I'm leaning more toward the enum approach, as an authentication failure isn't really an "exceptional condition" and I don't see any benefit in adding clutter to the server logs. Plus, I'd just be replacing one maintenance headache with another. Instead of separate JSPs to maintain, I'd have separate Exception classes.
I'm planning on implementing "error" handling in a servlet that I'm writing specifically for this purpose. I'm also going to eliminate all of the separate error pages, instead setting an error request attribute with the error message to display to the user and forwarding back to the referrer. Each target servlet (Logon, ChangePassword, AnswerProfileQuestions, etc.) would add an error code to the request and redirect to my new servlet in the event of a problem.
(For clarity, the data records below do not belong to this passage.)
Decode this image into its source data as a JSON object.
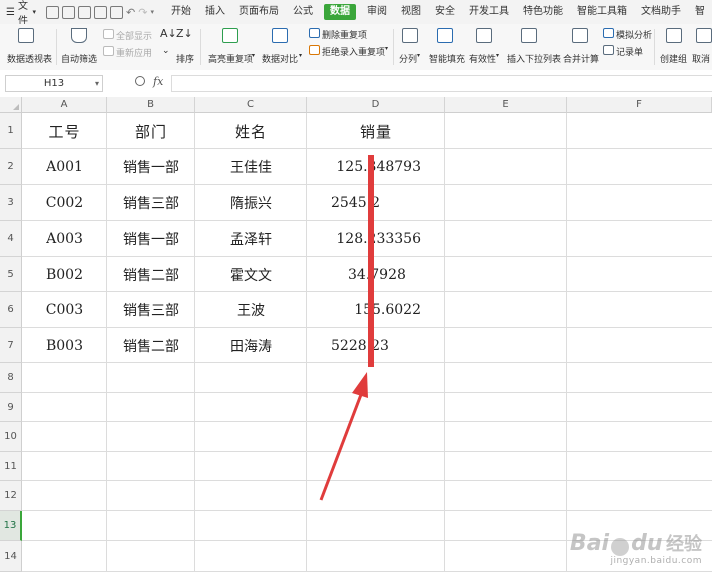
{
  "menubar": {
    "file_label": "文件",
    "tabs": [
      {
        "label": "开始",
        "active": false
      },
      {
        "label": "插入",
        "active": false
      },
      {
        "label": "页面布局",
        "active": false
      },
      {
        "label": "公式",
        "active": false
      },
      {
        "label": "数据",
        "active": true
      },
      {
        "label": "审阅",
        "active": false
      },
      {
        "label": "视图",
        "active": false
      },
      {
        "label": "安全",
        "active": false
      },
      {
        "label": "开发工具",
        "active": false
      },
      {
        "label": "特色功能",
        "active": false
      },
      {
        "label": "智能工具箱",
        "active": false
      },
      {
        "label": "文档助手",
        "active": false
      },
      {
        "label": "智",
        "active": false
      }
    ],
    "accent": "#3aa63a"
  },
  "ribbon": {
    "pivot": "数据透视表",
    "auto_filter": "自动筛选",
    "show_all": "全部显示",
    "reapply": "重新应用",
    "sort": "排序",
    "highlight_dup": "高亮重复项",
    "compare": "数据对比",
    "remove_dup": "删除重复项",
    "reject_dup": "拒绝录入重复项",
    "split": "分列",
    "fill": "智能填充",
    "validity": "有效性",
    "dropdown": "插入下拉列表",
    "consolidate": "合并计算",
    "simulate": "模拟分析",
    "record": "记录单",
    "create_group": "创建组",
    "ungroup": "取消"
  },
  "formula_bar": {
    "name_box": "H13",
    "fx": "fx",
    "content": ""
  },
  "sheet": {
    "columns": [
      "A",
      "B",
      "C",
      "D",
      "E",
      "F"
    ],
    "rows": [
      "1",
      "2",
      "3",
      "4",
      "5",
      "6",
      "7",
      "8",
      "9",
      "10",
      "11",
      "12",
      "13",
      "14"
    ],
    "selected_row": "13",
    "header": {
      "a": "工号",
      "b": "部门",
      "c": "姓名",
      "d": "销量"
    },
    "data": [
      {
        "a": "A001",
        "b": "销售一部",
        "c": "王佳佳",
        "d": "125.348793"
      },
      {
        "a": "C002",
        "b": "销售三部",
        "c": "隋振兴",
        "d": "2545.2"
      },
      {
        "a": "A003",
        "b": "销售一部",
        "c": "孟泽轩",
        "d": "128.233356"
      },
      {
        "a": "B002",
        "b": "销售二部",
        "c": "霍文文",
        "d": "34.7928"
      },
      {
        "a": "C003",
        "b": "销售三部",
        "c": "王波",
        "d": "155.6022"
      },
      {
        "a": "B003",
        "b": "销售二部",
        "c": "田海涛",
        "d": "5228.23"
      }
    ]
  },
  "annotation": {
    "color": "#e03c3c"
  },
  "watermark": {
    "logo": "Bai",
    "logo_tail": "du",
    "cn": "经验",
    "url": "jingyan.baidu.com"
  }
}
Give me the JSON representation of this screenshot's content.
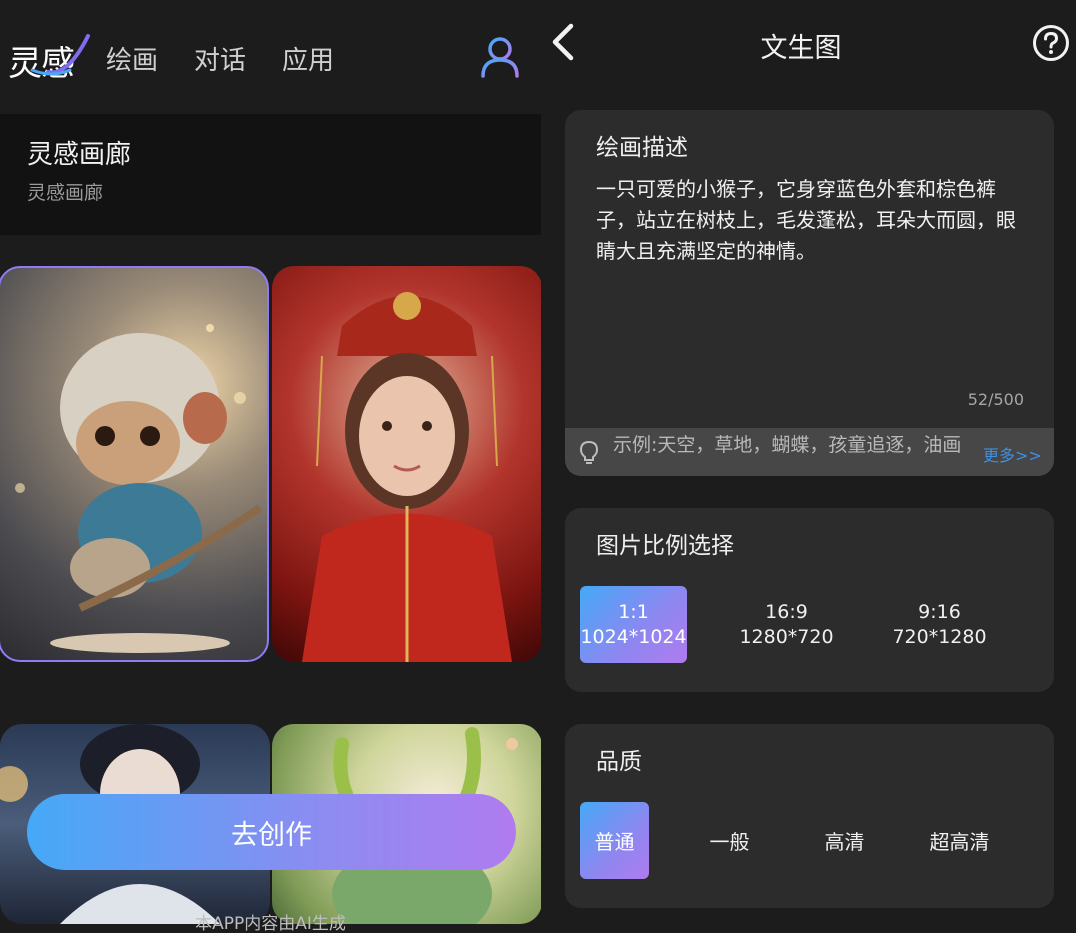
{
  "left": {
    "logo_text": "灵感",
    "nav": [
      "绘画",
      "对话",
      "应用"
    ],
    "gallery": {
      "title": "灵感画廊",
      "subtitle": "灵感画廊"
    },
    "create_button": "去创作",
    "footer_note": "本APP内容由AI生成"
  },
  "right": {
    "title": "文生图",
    "description": {
      "title": "绘画描述",
      "text": "一只可爱的小猴子，它身穿蓝色外套和棕色裤子，站立在树枝上，毛发蓬松，耳朵大而圆，眼睛大且充满坚定的神情。",
      "count": "52/500",
      "tip": "示例:天空，草地，蝴蝶，孩童追逐，油画",
      "more": "更多>>"
    },
    "ratio": {
      "title": "图片比例选择",
      "options": [
        {
          "ratio": "1:1",
          "size": "1024*1024",
          "selected": true
        },
        {
          "ratio": "16:9",
          "size": "1280*720",
          "selected": false
        },
        {
          "ratio": "9:16",
          "size": "720*1280",
          "selected": false
        }
      ]
    },
    "quality": {
      "title": "品质",
      "options": [
        "普通",
        "一般",
        "高清",
        "超高清"
      ],
      "selected": "普通"
    }
  },
  "colors": {
    "accent_start": "#45a9f7",
    "accent_end": "#b07bef",
    "link": "#3f8fe6",
    "background": "#1c1c1c",
    "panel": "#2c2c2c"
  }
}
My new servlet would look something like this:
public enum Error {
INVALID_PASSWORD(5000, "You have entered an invalid password."),
ACCOUNT_DISABLED(5002, "Your account has been disabled."),
SESSION_EXPIRED(5003, "Your session has expired. Please log in again."),
INVALID_SECURITY_QUESTION(5004, "You have answered a security question incorrectly.");
private final int code;
private final String description;
Error(int code, String description) {
this.code = code;
this.description = description;
}
public int getCode() {
return code;
}
public String getDescription() {
return description;
}
};
protected void doGet(HttpServletRequest request, HttpServletResponse response)
throws ServletException, IOException {
String sendTo = "UnknownError.jsp";
String message = "An unknown error has occurred.";
int errorCode = Integer.parseInt((String)request.getAttribute("errorCode"), 10);
Error errors[] = Error.values();
Error error = null;
for (int i = 0; error == null && i < errors.length; i++) {
if (errors[i].getCode() == errorCode) {
error = errors[i];
}
}
if (error != null) {
sendTo = request.getHeader("referer");
message = error.getDescription();
}
request.setAttribute("error", message);
request.getRequestDispatcher(sendTo).forward(request, response);
}
protected void doPost(HttpServletRequest request, HttpServletResponse response)
throws ServletException, IOException {
doGet(request, response);
}
Being fairly inexperienced with Java EE (this is my first real exposure to JSPs and servlets), I'm sure there's something I'm missing, or my approach is suboptimal. Am I on the right track, or do I need to rethink my strategy?